Hello,
I have been in a long distance relationship with a Muslim woman for 2 years now. I met her on a casual dating app. I have traveled to meet her in person and also met her family and friends who all accept me with open arms. Our love and passion for each other is very strong and we plan on staying together for the rest of our lives. She is sweet warm and forgiving of me and my mistakes. We have plans to get married.
My only problem is this. When we first met i noticed she was very active on social media with many men followers (thousands) and when i asked her about it she always shrugged it off. I knew in my heart that at least a few of these men would send her messages and try to flirt with her. When i expressed my concerns to her she would tell me they are all just random people and there was nothing strange going on. I told her that if i was going to commit to a relationship that i wouldn't tolerate this behavior. I had told her every detail about my past and assured her that i had severed ties with any other woman. Still she resisted and dismissed my concerns about all these men. She even changed her privacy settings so i couldn't see her activity because i was clearly uncomfortable with her online habits. EVENTUALLY, after many painful conversations, she agreed to delete other men from her social media. Well when i checked there were still a few that remained. She admitted that these men were her “friends” who she messaged and talked to. This did not sit well with me and once again we had many arguments over it. She would spend hours a day scrolling through IG liking commenting and following men showing off their bodies. Finally later she had admitted to me that these men were guys she had video sex with in the past but told me they are just friends now. I warned her that lying to me about it had destroyed my trust. It took much convincing and arguing and she eventually deleted her IG. I also later found out that she would had MANY online sex partners. It turns out she used almost every social media app including telegram and snapchat for meeting men and having video sex. Some of which still messaged her. When we would video call she would pause our conversations to respond to their messages. I told her that i wanted to leave the relationship and she cried and begged me to stay.
Fast forward to today. She has deleted all her apps and I do tend to believe she has changed her ways.

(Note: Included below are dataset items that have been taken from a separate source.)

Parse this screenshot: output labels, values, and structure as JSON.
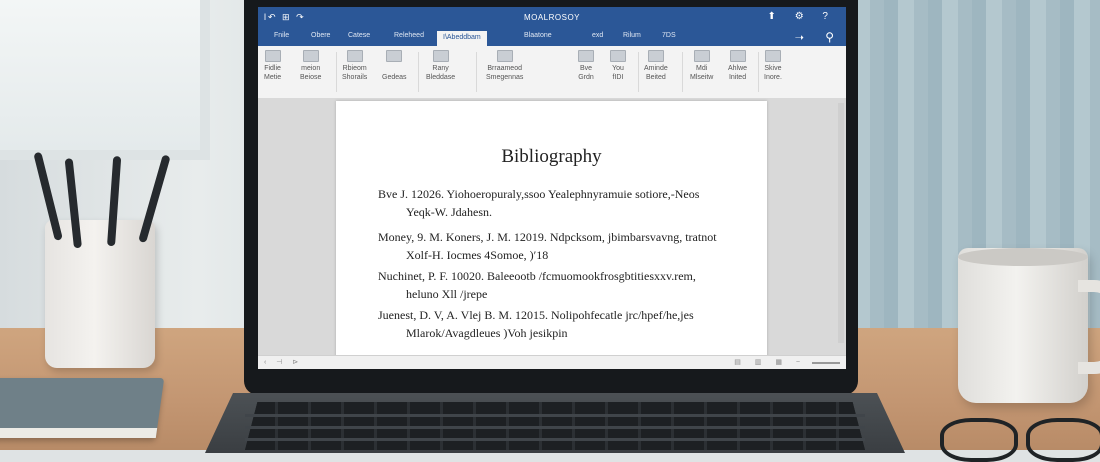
{
  "title_bar": {
    "doc_name": "MOALROSOY",
    "quick_access": "Ɩ↶ ⊞ ↷",
    "right_icons": "⬆ ⚙ ?"
  },
  "tabs": [
    "Fnile",
    "Obere",
    "Catese",
    "Releheed",
    "I\\Abeddbam",
    "Blaatone",
    "exd",
    "Rilum",
    "7DS"
  ],
  "active_tab_index": 4,
  "ribbon_groups": [
    {
      "line1": "Fidlie",
      "line2": "Metie"
    },
    {
      "line1": "meion",
      "line2": "Beiose"
    },
    {
      "line1": "Rbieom",
      "line2": "Shorails"
    },
    {
      "line1": "",
      "line2": "Gedeas"
    },
    {
      "line1": "Rany",
      "line2": "Bleddase"
    },
    {
      "line1": "Brraameod",
      "line2": "Smegennas"
    },
    {
      "line1": "Bve",
      "line2": "Grdn"
    },
    {
      "line1": "You",
      "line2": "fIDI"
    },
    {
      "line1": "Aminde",
      "line2": "Beited"
    },
    {
      "line1": "Mdi",
      "line2": "Mlseitw"
    },
    {
      "line1": "Ahlwe",
      "line2": "Inited"
    },
    {
      "line1": "Skive",
      "line2": "Inore."
    }
  ],
  "document": {
    "heading": "Bibliography",
    "entries": [
      {
        "line1": "Bve  J. 12026.  Yiohoeropuraly,ssoo Yealephnyramuie sotiore,-Neos",
        "line2": "Yeqk-W. Jdahesn."
      },
      {
        "line1": "Money, 9.  M.  Koners,  J.  M.  12019.  Ndpcksom, jbimbarsvavng, tratnot",
        "line2": "Xolf-H. Iocmes  4Somoe,  )′18"
      },
      {
        "line1": "Nuchinet,  P.  F. 10020. Baleeootb /fcmuomookfrosgbtitiesxxv.rem,",
        "line2": "heluno Xll /jrepe"
      },
      {
        "line1": "Juenest,  D. V,  A. Vlej  B. M. 12015.  Nolipohfecatle jrc/hpef/he,jes",
        "line2": "Mlarok/Avagdleues  )Voh jesikpin"
      }
    ]
  },
  "status_bar": {
    "left": "‹ ⊣ ⊳",
    "right": "▤ ▥ ▦ −"
  },
  "colors": {
    "title_bar": "#2b5797",
    "page": "#ffffff",
    "doc_background": "#d9d9d9"
  }
}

Im far from perfect and i understand all humans are flawed, i just really struggle to understand how she can be so deeply religious and pray regularly while having such promiscuous tendencies. I have spoken openly with her about it in an effort to understand her way of thinking but she just gives a very general and generic blanket apology. She refuses to go into detail about how she ended up down such a dirty path. I will never know how many guys have laid their lusting eyes on my woman's body and that bothers me a lot. It makes everything worse how she continued contact with them while claiming to be loyal to me. Her extensive lying to me during that time has tarnished my trust and it still weighs heavy on my heart no matter how much time passes. Every situation that reminds me of her past behavior makes me recall every disgusting thing she has done amd all the lies she told me. Even though i feel she has truly changed now, its like she has a second lustful personality that makes me worry her eyes will always wander and possibly cheat or keep secrets in the future. She seems desperate to convince me she is changed and loyal now but its still burned into my mind.
Questions:
If my heart truly loves her but i cant trust her, how can i let go of the disgusting memories and even remembering the mens names and faces? It’s like I'm a fool being mocked and laughed at by men who used my beloved partner for casual sex. Im constantly thinking about it every time anything reminds me of her behavior.

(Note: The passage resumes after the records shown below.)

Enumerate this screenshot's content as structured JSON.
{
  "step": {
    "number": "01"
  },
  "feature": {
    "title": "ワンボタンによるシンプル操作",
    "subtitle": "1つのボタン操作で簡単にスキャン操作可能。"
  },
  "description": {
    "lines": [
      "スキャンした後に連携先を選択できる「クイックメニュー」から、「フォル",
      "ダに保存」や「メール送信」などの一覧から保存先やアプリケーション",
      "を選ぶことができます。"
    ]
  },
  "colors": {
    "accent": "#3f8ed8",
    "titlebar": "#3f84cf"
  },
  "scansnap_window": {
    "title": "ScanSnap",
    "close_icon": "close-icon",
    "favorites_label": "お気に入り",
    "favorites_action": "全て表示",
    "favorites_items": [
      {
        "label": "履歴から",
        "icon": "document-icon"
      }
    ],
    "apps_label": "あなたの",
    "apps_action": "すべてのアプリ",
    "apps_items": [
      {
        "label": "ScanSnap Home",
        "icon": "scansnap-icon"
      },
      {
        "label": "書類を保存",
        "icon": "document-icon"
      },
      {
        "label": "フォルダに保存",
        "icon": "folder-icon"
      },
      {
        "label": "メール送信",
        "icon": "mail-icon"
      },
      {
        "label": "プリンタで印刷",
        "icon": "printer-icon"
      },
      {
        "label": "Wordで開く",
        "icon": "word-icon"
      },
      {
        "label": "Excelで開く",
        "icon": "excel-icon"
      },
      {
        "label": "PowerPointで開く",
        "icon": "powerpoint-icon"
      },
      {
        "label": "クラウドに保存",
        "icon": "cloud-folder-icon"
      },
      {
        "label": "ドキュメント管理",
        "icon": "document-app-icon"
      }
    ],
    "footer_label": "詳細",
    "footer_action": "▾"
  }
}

If she is so religious, how did she find it acceptable to lust after so many men even while she claimed to love me and be loyal to me?
If a woman is so comfortable keeping secrets and covering up her lust, can she ever be trusted? Is she just a lustful woman with no loyalty? She has a warm heart but it breaks my soul to imagine her performing on cam for so many men around the world.
In another post i read that Islam suggests “keeping the past in the past” but the past traveled into our relationship and damaged trust. What does Islam say about promiscuous women who lie to their partners?